The Transit Needs Study
The Transit Needs Study calls for more transit, and more funding for transit from the State of Ohio over the next 10 years. We understand that it will likely be a marathon and not a sprint. The study suggests that:
- Existing ODOT resources be further directed to transit infrastructure needs.
- A move to further regionalize transit services and enhance coordination.
- The study suggests the establishment of a Blue Ribbon Funding committee to identify and forward a plan for dedicated statewide funding for transit.
I am here today to ask that you fully support the recommendations in the Statewide Transit Needs Study and fully support the Governor and ODOT’s implementation of these recommendations.
The real question is not if the State of Ohio can afford to invest more in public transit, but if the State of Ohio can afford not to.

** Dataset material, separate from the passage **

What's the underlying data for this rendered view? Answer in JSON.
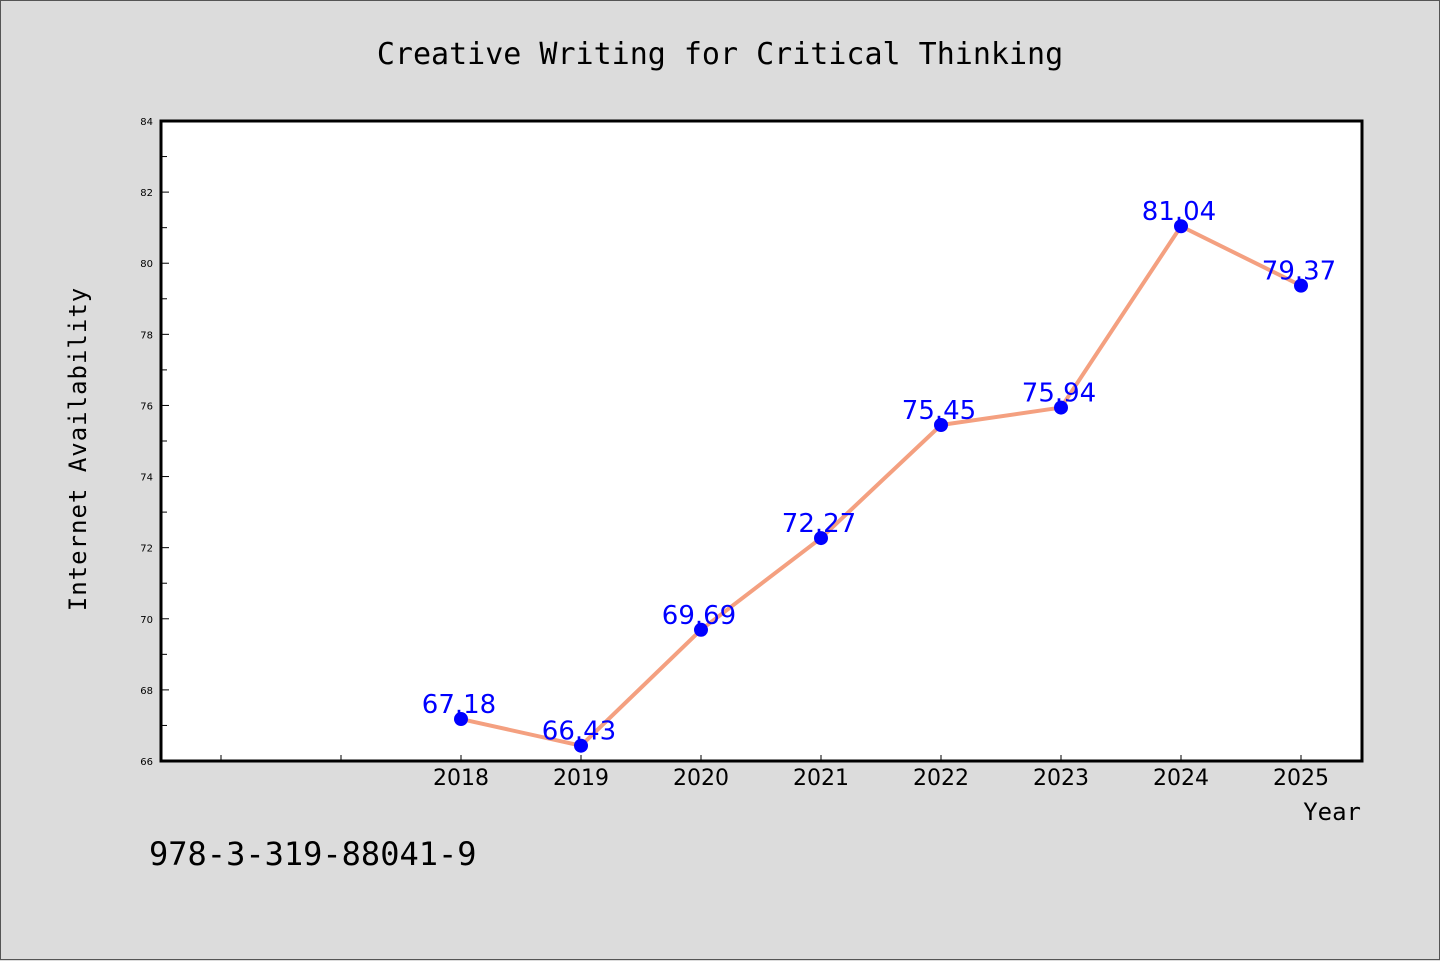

There is one additional item we ask for consideration. ORC 306 would permit public transit authorities to accept funds from philanthropic sources and foundations. Accepting such contributions is currently allowed for County Transit Boards, but is prohibited for Transit Authorities. Allowing the acceptance of resources from such entities will certainly not address the total funding crisis, but in certain unique circumstances, may provide some benefit.
Thank you for your time and attention.